Lager means you ferment cold. It has nothing to do with bottling. Just bottle normally sugars and temps. I would around the time it has carbed up. Place it back in the fridge for a couple days and enjoy. The lagering process has been completed if your ready to bottle.
 
I really dislike those priming calculators! The reason it asks for temperature is so it can "guestimate" the amount of residual co2 in the solution as cold liquids hold onto co2 better than warmer ones.

The thing is, lagers are almost never fermented at 50 degrees and left there. Often, a diacetyl rest is done at a much warmer temperature so that co2 will dissipate out of the airlock.

If the beer never ever got above 50 degrees, then it's fine to use that temperature. But if you're bottling it after it's been at 68 degrees overnight (although I don't know why you'd do that), then use 68 degrees.
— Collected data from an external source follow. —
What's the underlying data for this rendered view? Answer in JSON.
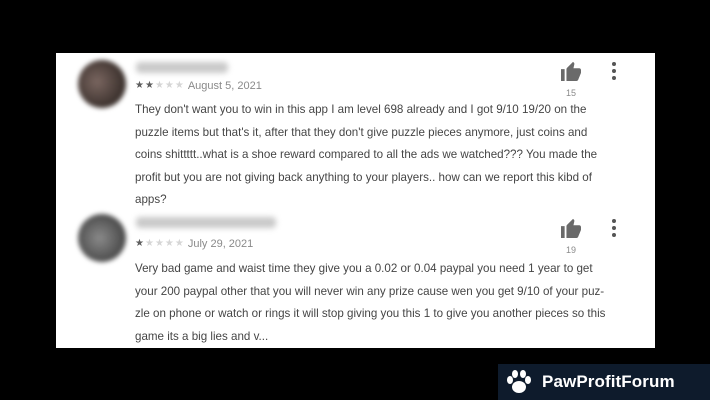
{
  "reviews": [
    {
      "reviewer_name": "",
      "rating": 2,
      "max_rating": 5,
      "date": "August 5, 2021",
      "helpful_count": "15",
      "lines": [
        "They don't want you to win in this app I am level 698 already and I got 9/10 19/20 on the",
        "puzzle items but that's it, after that they don't give puzzle pieces anymore, just coins and",
        "coins shittttt..what is a shoe reward compared to all the ads we watched??? You made the",
        "profit but you are not giving back anything to your players.. how can we report this kibd of",
        "apps?"
      ]
    },
    {
      "reviewer_name": "",
      "rating": 1,
      "max_rating": 5,
      "date": "July 29, 2021",
      "helpful_count": "19",
      "lines": [
        "Very bad game and waist time they give you a 0.02 or 0.04 paypal you need 1 year to get",
        "your 200 paypal other that you will never win any prize cause wen you get 9/10 of your puz-",
        "zle on phone or watch or rings it will stop giving you this 1 to give you another pieces so this",
        "game its a big lies and v..."
      ]
    }
  ],
  "icons": {
    "helpful": "thumbs-up-icon",
    "more": "more-vertical-icon",
    "brand": "paw-icon"
  },
  "brand": {
    "name": "PawProfitForum"
  },
  "colors": {
    "background": "#000000",
    "card": "#ffffff",
    "text": "#454545",
    "brand_bg": "#0e1b2c"
  }
}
You should always use the highest temperature the beer reached during or after fermentation.

I like to use 1 ounce of priming sugar per gallon for most lighter lagers, and 4 ounces of priming sugar for 5 gallons for "heavier" lagers like bocks.
 
If the beer never ever got above 50 degrees, then it's fine to use that temperature. But if you're bottling it after it's been at 68 degrees overnight (although I don't know why you'd do that), then use 68 degrees. You should always use the highest temperature the beer reached during or after fermentation.

+1, if you've warmed you beer back up, then go by that. I think those calculators for temp are beneficial IF you've cold crashed, or are coming straight from your lager and are bottling cold. But if you've let your beer warm up to room temp for bottling (like I'm doing now with my vienna lager which I pulled back inside last night.) Then treat it as a normal bottling session.